Consumers will expect more of retailers in 2022 than ever before. Expectations are through the roof and forgiveness is in short supply.

“Keep your friends close and keep your enemies closer” has never been truer for retailers. Shoppers previously willing to overlook a less than stellar experience are moving from benevolent to malevolent. They want the experience to be seamless; they expect retailers to know them and engage on a more personalized and contextualized level.

Retail has always been about understanding the customer but now it’s nothing short of imperative.

Transparency remains a linchpin. Shoppers care deeply about how a business does business — if your values don’t mesh with theirs, it could be a relationship buster. Are you committed to diversity, equity and inclusion? Are you backing Black-owned businesses? Is there a move toward sustainability?

Consumers are spending with brands that have an ethos on a par with their own. Retail has always been about understanding the customer but now it’s nothing short of imperative. We’ve spent an eternity saying that shoppers have all the power. Still, today’s consumer is digitally savvy, channel-agnostic and open to exploring the endless reserve of new products being served to them via social channels — replete with storytelling and how-to details.

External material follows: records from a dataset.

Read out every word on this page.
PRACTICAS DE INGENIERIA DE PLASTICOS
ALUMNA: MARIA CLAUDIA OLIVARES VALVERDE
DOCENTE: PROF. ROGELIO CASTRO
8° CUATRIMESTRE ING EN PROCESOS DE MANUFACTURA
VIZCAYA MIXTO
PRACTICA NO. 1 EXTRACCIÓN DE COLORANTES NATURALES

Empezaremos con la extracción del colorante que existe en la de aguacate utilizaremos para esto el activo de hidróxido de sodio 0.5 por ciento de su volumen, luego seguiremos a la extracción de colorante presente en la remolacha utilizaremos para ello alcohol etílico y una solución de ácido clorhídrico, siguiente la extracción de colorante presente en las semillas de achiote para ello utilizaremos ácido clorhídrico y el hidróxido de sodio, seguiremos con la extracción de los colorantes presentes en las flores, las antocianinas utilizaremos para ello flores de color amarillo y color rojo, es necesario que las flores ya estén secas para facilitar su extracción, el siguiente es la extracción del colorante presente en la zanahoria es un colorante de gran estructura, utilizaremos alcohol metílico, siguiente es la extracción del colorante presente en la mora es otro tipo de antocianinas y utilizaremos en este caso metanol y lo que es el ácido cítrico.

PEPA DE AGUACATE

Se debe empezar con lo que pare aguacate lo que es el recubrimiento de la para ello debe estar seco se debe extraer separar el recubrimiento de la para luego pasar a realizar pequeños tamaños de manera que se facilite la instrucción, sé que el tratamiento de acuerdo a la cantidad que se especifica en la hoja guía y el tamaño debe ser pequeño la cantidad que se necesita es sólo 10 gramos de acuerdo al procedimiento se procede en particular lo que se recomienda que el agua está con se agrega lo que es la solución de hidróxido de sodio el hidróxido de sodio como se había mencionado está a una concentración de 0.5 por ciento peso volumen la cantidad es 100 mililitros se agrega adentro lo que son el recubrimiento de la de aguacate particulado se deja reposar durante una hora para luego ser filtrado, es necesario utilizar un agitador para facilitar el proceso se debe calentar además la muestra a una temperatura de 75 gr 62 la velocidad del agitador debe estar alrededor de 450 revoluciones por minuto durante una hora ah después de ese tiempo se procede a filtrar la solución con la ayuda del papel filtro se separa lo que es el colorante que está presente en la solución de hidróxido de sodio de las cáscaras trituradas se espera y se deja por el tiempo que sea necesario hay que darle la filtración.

Much like a snow globe, many more predictions are whirling in the wings.

Prepare for more cyberattacks in 2022. During 2021 an attack occurred every 39 seconds. Ransomware exploded and high-profile infrastructures were attacked. There are no signs this will abate.

Labor shortages are not going away. For retailers and restaurants the problem seems more acute because they have faced high turnover for decades. Look for companies to get creative — offering signing bonuses, higher wages and perks like higher education and greater scheduling flexibility. And expect investments in robots and other technologies to ramp up.

Sourcing and supply chain remain ripe for digital transformation and have the potential to streamline business processes, helping companies stay competitive. Nearshoring will become more prominent and on-demand sourcing will gain traction as well. The big unknowns: Will shoppers tolerate higher prices and potentially longer wait times for on-demand products?

Retailers that succumb to the pressure to spin out ecommerce divisions are in for a world of hurt. Experts have seen this movie; they know the ending and it will ultimately compromise the customer experience.